WHAT IF IT DOESN'T HAPPEN?
Although we fully expect that the merger will go forward, it is possible
that it will not take place. We will do everything we can to expedite the
regulatory approval process.
However, it's critically important that we make sure we could continue
operating on our own, even as we plan for the merger to go through. That
means that all GPU employees must continue to focus on delivering superior
customer service in every way.
WHAT ABOUT ME?
Probably the first question that comes to mind when a merger is announced
is, What about me? Will I have a job? Will I have to move? What's going to
happen to my pay and benefits? How do I explain things to my family? And
many more ...
We don't know yet exactly what is going to happen. So we can't tell you
definitely that you will have a job. However, we do know that a majority of
GPU employees will not see a change in their roles due to the merger.
The waiting and uncertainty is hard. We know that. Right now we can tell
you the plans we've made so far. And we'll tell you more as we can.
EMPLOYEES STAYING WITH THE COMBINED COMPANY
Benefit options and the compensation review process will remain unchanged
for bargaining unit employees under the terms of the collective bargaining
agreements.
For non-bargaining employees it is expected that GPU employees would
transition to FirstEnergy programs.
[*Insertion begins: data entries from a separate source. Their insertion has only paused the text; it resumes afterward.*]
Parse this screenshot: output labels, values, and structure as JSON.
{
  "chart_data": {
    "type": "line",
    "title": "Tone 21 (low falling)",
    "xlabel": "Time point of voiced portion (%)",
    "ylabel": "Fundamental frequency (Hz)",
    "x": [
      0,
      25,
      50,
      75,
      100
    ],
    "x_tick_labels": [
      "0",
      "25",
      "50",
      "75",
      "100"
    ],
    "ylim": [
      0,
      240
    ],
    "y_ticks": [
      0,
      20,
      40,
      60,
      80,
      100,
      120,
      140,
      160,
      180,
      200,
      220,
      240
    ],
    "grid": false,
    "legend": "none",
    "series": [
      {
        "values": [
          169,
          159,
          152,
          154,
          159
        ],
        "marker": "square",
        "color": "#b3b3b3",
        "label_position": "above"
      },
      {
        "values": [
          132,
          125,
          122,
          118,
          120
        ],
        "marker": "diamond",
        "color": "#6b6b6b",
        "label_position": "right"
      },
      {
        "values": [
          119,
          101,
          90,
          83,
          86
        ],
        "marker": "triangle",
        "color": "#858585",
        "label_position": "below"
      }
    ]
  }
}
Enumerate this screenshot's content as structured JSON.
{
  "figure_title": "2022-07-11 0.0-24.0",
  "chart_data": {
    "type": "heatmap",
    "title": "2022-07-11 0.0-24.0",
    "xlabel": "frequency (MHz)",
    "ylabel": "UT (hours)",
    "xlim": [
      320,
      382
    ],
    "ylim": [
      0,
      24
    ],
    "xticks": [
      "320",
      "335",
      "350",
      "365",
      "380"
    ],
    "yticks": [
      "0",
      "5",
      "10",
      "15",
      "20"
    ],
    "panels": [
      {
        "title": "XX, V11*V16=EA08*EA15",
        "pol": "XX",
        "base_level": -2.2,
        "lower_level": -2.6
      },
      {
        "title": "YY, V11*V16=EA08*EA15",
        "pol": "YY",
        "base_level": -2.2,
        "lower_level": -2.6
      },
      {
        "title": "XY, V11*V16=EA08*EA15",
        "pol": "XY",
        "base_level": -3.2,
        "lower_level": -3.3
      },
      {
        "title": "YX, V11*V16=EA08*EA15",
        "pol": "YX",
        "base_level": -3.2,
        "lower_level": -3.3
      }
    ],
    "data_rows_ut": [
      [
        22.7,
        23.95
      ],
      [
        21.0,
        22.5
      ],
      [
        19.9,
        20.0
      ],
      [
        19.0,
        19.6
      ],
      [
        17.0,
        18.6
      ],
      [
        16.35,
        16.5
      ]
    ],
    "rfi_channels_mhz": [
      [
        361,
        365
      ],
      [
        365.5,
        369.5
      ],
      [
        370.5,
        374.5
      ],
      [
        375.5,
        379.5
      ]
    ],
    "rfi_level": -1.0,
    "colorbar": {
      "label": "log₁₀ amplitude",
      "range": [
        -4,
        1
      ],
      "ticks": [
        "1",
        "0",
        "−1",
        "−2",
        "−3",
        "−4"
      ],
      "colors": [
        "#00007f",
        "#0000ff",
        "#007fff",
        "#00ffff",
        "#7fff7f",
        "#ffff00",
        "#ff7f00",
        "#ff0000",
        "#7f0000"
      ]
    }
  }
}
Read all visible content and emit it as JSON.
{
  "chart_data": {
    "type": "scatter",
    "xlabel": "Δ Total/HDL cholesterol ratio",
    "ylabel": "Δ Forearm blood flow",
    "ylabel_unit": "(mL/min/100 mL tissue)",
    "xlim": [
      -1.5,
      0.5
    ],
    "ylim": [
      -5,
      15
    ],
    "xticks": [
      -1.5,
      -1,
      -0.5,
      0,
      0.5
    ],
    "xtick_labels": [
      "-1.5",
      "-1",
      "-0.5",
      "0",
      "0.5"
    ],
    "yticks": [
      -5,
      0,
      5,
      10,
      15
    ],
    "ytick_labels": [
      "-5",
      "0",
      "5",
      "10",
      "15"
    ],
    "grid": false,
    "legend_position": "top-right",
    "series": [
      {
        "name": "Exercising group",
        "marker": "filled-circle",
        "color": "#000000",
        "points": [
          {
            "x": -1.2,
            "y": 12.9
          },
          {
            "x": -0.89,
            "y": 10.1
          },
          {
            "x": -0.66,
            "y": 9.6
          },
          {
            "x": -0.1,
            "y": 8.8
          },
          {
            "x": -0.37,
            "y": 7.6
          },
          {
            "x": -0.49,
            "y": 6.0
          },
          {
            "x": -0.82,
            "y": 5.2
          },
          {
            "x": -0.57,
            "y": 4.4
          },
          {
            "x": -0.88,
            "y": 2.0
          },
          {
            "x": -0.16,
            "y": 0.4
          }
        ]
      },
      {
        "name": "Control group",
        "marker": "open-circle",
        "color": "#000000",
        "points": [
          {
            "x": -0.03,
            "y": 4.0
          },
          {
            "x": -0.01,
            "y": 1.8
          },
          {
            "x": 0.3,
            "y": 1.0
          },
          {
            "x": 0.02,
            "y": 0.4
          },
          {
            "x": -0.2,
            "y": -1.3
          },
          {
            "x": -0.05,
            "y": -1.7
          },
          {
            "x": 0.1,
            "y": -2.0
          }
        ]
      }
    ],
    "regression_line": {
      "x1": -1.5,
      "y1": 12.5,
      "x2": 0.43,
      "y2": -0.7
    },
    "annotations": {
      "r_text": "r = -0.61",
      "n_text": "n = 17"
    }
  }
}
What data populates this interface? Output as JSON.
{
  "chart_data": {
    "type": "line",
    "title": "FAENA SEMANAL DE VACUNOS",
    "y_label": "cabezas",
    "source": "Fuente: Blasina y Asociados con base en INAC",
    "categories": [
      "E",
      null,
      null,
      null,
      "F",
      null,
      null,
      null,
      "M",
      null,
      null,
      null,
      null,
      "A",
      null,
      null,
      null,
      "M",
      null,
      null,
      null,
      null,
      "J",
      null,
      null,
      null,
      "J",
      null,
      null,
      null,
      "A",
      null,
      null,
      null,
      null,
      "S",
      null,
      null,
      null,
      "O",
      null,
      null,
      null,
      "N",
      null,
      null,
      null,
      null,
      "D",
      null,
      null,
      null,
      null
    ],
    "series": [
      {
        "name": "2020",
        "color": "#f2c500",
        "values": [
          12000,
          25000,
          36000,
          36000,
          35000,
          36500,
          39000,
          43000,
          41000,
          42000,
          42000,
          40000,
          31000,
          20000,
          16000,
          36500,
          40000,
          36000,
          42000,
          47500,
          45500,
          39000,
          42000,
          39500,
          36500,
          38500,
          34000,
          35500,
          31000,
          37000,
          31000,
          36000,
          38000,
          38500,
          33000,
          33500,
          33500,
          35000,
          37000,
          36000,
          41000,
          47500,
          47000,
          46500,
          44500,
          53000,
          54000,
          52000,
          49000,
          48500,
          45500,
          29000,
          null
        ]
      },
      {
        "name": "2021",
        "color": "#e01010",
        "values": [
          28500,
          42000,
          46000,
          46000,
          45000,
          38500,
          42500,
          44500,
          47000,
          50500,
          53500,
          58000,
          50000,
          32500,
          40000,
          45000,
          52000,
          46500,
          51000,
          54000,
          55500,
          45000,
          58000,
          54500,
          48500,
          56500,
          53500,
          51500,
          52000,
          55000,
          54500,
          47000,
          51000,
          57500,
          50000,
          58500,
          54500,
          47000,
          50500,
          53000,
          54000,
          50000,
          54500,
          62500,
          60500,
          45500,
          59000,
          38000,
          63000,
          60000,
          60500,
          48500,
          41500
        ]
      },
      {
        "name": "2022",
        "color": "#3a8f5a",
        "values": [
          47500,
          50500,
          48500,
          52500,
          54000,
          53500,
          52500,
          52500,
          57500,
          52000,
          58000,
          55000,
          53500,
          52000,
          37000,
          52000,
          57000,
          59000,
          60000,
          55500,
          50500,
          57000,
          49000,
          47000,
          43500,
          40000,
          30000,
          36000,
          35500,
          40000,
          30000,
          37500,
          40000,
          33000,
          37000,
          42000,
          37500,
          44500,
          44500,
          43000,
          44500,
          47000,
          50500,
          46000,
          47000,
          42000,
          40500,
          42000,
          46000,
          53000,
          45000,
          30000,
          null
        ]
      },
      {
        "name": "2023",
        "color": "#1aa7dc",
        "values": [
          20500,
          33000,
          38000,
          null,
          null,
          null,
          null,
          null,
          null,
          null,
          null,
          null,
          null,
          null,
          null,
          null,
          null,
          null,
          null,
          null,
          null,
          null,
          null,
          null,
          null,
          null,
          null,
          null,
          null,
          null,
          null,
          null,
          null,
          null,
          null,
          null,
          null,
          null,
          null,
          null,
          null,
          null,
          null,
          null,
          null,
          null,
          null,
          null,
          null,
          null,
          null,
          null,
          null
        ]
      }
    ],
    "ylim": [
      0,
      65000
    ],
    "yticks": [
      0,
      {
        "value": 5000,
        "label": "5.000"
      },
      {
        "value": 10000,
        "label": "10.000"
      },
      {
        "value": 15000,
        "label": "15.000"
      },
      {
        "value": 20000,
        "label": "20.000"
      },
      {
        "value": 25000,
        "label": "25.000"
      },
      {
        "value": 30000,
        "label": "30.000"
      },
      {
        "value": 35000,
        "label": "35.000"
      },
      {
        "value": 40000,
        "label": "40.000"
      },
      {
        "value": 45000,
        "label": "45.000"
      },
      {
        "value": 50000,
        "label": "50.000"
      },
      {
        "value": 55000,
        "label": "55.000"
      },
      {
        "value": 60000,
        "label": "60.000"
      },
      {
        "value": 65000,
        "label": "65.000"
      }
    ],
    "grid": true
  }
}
This transition may not take place
immediately and may only take place after a comprehensive review of both
companies' programs during the transition process.
RELOCATION
Once the merger is completed some employees may be asked to move. These
employees will be provided financial assistance and relocation services for
their moves.
EMPLOYEE MERGER TRANSITION PROGRAMS
For those who are not offered a position in the combined company, or who
choose not to relocate, GPU will establish an Employee Merger Transition
Program. This program will provide financial protection, medical, dental
and life insurance, and outplacement services for a specified period of
time for employees who do not join the combined company. Details of this
program will be communicated shortly.